The malicious software, identified as “Careto,” which is Spanish for “Mask,” is believed to be the most advanced online threat ever seen.
“The Mask is one of the most advanced threats at the current time. This and several other factors make us believe this could be a state-sponsored operation,” Kaspersky Labs said in a report published on its computer security website www.securelist.com.
“We observed a very high degree of professionalism in the operational procedures of the group behind this attack, including monitoring of their infrastructure, shutdown of the operation, avoiding curious eyes through access rules, using wiping instead of deletion for log files, etc.

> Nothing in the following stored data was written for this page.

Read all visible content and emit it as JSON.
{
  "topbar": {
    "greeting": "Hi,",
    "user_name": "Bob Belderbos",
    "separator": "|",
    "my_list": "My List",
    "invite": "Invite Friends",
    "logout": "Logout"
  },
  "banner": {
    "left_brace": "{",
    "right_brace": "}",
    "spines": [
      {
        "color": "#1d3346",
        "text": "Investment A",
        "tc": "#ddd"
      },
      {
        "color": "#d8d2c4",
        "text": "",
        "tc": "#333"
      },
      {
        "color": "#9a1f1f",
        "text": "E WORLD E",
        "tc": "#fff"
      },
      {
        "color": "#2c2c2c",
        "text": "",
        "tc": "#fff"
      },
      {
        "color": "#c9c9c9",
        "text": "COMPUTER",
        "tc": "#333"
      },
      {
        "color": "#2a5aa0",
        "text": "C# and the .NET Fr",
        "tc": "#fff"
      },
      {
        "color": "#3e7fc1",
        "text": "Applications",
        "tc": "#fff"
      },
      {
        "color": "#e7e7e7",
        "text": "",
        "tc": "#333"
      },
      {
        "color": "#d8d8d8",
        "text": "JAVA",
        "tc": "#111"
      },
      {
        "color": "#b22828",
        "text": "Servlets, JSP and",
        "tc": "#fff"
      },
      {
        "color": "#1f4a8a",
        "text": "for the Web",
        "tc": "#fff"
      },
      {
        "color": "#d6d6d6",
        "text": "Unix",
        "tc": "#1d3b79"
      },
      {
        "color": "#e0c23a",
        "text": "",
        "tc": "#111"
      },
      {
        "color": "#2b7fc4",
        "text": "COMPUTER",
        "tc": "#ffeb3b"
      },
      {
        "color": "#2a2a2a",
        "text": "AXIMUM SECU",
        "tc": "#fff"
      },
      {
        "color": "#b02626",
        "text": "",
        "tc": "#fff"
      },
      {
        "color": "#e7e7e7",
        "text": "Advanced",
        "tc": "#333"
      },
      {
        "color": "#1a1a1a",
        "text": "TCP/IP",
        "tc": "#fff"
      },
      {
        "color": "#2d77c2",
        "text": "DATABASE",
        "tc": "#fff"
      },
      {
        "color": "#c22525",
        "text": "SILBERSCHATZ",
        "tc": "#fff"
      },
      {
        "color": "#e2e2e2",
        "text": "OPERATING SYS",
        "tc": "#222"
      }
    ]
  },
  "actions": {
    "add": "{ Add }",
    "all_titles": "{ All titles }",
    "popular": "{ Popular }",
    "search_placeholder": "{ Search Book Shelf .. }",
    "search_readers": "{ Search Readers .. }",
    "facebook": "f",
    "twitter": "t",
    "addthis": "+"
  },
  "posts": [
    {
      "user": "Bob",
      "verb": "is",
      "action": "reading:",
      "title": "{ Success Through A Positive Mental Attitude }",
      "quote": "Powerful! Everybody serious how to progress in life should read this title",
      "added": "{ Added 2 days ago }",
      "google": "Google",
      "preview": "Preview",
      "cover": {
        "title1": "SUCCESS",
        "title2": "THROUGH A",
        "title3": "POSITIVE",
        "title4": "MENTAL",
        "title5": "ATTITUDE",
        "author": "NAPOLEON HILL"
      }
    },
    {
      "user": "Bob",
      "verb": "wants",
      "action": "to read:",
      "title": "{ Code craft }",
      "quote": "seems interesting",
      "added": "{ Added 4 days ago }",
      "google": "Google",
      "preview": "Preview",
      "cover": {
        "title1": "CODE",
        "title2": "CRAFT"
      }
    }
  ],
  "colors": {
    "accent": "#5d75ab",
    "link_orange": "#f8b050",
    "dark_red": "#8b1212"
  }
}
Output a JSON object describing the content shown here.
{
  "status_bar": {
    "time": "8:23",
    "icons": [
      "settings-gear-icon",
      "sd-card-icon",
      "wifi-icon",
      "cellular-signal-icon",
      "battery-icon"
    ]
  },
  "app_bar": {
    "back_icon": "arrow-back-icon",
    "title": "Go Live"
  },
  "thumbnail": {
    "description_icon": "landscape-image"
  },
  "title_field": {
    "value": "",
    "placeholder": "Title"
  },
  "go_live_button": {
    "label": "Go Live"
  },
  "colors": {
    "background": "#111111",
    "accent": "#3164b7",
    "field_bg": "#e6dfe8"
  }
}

This level of operational security is not normal for cybercriminal groups,” it said.
The authors behind the malware are still unknown but the targets have been identified as primarily government institutions, diplomatic offices and embassies, energy, oil and gas companies, research institutions, private equity firms and activists.
There have been more than 1000 IP addresses infected in 31 countries. The most infections, 383, were seen in Morocco, Kaspersky said.
Brazil had 173 infected IPs, United Kingdom had 109, Spain had 61, France had 52, Switzerland had 33, Libya had 26, while the United States had 22, it said.
“For the victims, an infection with Careto is disastrous. The malware intercepts all the communication channels and collects the most vital information from the infected system,” Kaspersky said.
“Detection is extremely difficult because of stealth rootkit capabilities. In addition to built-in functionalities, the operators of Careto can upload additional modules which can perform any malicious task. Given the nature of the known victims, the impact is potentially very high,” it said.
Careto has been in operations since at least 2007 and could have infected Windows, Apple, Linux, Android operating systems including mobile devices.
“What makes ‘Mask’ special is the complexity of the toolset used by the attackers. This includes extremely sophisticated malware, a rootkit, a bootkit, Mac and Linux versions and possibly versions for Android and iPad/iPhone (Apple iOS),” Kaspersky said.
The way computers were infected was discovered to be through fake emails that contain a link to a malicious website. Sometimes the website would direct to a site imitating a legitimate site.
“Sometimes, the attackers use sub-domains on the exploit websites, to make them seem more legitimate,” Kaspersky said.
“These sub-domains simulate sub-sections of the main newspapers in Spain plus some international ones like the Guardian and the Washington Post,” it said.